Great attention was paid to anti-seismic measures, so much so that during the last earthquake, that of 2016, the only damage was the breaking of two bottles of wine and the stain on the floor was preserved in memory.
After the exciting story we were accompanied by the Director himself, together with our Otto, to our suite called Arrone like a village in the Valnerina near the small town.
The suite is a real mini apartment equipped with a kitchenette with a small fridge whose contents are completely and free of charge for guests, a large living room with fireplace, desk, sofas and dining table, a comfortable bedroom and a large bathroom equipped with a well-stocked and exclusive olive oil bathroom set. A peculiarity: all the suites are marked not by numbers but by the names of the most beautiful villages in Italy.
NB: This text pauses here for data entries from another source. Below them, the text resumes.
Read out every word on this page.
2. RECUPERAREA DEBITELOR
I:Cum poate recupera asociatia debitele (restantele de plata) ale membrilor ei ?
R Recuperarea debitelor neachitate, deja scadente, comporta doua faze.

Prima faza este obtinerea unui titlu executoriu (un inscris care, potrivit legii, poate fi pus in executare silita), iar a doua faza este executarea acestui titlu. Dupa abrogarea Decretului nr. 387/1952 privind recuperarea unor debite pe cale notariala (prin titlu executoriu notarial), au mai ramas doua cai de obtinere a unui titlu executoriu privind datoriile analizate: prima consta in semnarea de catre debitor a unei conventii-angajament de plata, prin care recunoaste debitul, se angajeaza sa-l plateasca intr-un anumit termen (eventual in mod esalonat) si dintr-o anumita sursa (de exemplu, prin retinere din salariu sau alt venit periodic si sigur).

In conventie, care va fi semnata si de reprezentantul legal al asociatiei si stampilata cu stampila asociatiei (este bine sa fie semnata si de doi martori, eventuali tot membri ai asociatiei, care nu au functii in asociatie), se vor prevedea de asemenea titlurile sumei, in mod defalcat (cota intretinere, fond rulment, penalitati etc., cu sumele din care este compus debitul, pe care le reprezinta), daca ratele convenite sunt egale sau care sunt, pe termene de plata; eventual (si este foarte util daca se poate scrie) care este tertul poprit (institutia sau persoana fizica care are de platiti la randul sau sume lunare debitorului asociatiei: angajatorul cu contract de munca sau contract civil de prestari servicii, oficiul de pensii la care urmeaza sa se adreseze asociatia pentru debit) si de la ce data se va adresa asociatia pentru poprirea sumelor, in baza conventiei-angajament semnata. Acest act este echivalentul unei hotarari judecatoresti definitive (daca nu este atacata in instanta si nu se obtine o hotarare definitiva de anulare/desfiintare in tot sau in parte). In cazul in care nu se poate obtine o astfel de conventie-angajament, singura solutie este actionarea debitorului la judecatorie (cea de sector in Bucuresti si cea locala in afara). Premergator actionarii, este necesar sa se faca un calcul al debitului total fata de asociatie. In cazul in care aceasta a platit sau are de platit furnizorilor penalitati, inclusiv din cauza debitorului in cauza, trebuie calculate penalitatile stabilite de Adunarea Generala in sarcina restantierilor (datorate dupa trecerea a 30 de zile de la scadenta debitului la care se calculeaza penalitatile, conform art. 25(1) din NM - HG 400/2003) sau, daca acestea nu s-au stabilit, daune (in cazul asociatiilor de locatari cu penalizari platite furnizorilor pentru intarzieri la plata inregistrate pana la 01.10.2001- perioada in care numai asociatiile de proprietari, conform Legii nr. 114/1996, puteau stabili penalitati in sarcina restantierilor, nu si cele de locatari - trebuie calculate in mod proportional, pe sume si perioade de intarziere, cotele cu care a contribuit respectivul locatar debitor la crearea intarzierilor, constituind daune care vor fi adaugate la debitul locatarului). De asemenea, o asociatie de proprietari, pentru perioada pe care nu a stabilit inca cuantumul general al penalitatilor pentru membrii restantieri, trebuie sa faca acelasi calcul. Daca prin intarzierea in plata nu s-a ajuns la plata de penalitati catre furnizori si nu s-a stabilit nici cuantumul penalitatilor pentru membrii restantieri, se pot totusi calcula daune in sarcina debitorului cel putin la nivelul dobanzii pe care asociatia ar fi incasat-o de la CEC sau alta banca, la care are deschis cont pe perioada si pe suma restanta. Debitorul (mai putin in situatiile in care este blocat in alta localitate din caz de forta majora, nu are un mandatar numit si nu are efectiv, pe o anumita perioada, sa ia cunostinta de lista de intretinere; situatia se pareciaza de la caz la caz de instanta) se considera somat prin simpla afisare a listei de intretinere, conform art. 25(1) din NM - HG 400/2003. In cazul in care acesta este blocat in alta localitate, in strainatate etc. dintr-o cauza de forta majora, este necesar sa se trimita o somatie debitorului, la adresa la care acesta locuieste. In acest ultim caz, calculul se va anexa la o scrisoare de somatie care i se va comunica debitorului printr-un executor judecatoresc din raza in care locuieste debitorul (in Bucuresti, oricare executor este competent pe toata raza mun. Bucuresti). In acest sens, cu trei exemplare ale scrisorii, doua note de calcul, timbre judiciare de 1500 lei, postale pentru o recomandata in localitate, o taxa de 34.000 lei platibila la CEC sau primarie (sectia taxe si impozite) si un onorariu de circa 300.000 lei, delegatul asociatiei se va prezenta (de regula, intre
Do not miss the tour through the narrow streets of the village to admire and photograph the glimpses of the stairs, alleys, arches and squares, up to the Rose Garden, which fades into the forest above, and then down towards the swimming pool that emerges among fragrant lavender bushes.
Is recommended to drop in Mrs. Luciana’s shop to browse among her vintage treasures, which are divided between local productions and references to her Swedish origins, between beautiful ceramics and original creations in hemp worked on a frame.
Then the outdoor dinner at the restaurant/trattoria La Casa Rosa to let Maria delight us: from appetizers with robust beef tartare with quail egg and Cannara red onion and delicious bonbons of smoked trout, zucchini flower and ricotta, first courses with Maria’s tagliatelle with vegetable ragout and summer truffle, up to delicious dessert, the hazelnut cream.
We were well advised on wine by choosing one produced in Montefalco but less “usual”: the Rosso della Gobba by Raìna, the cellar of Francesco Mariani, a philosopher winemaker for 20 years who produces artisanal and traditional wines according to the principles of Biodynamics.
Special is the breakfast, which ranges from sweet to savory with fried eggs, scrambled and omelettes prepared live by the friendly and professional Mr. Angelo, and enjoyed on the terrace with the sun caressing the skin and the gaze enraptured by the Umbrian landscape.
It is not easy to greet a place like this where you can breathe beauty and where the courtesy of the staff also plays its part, so we hope ours is a goodbye!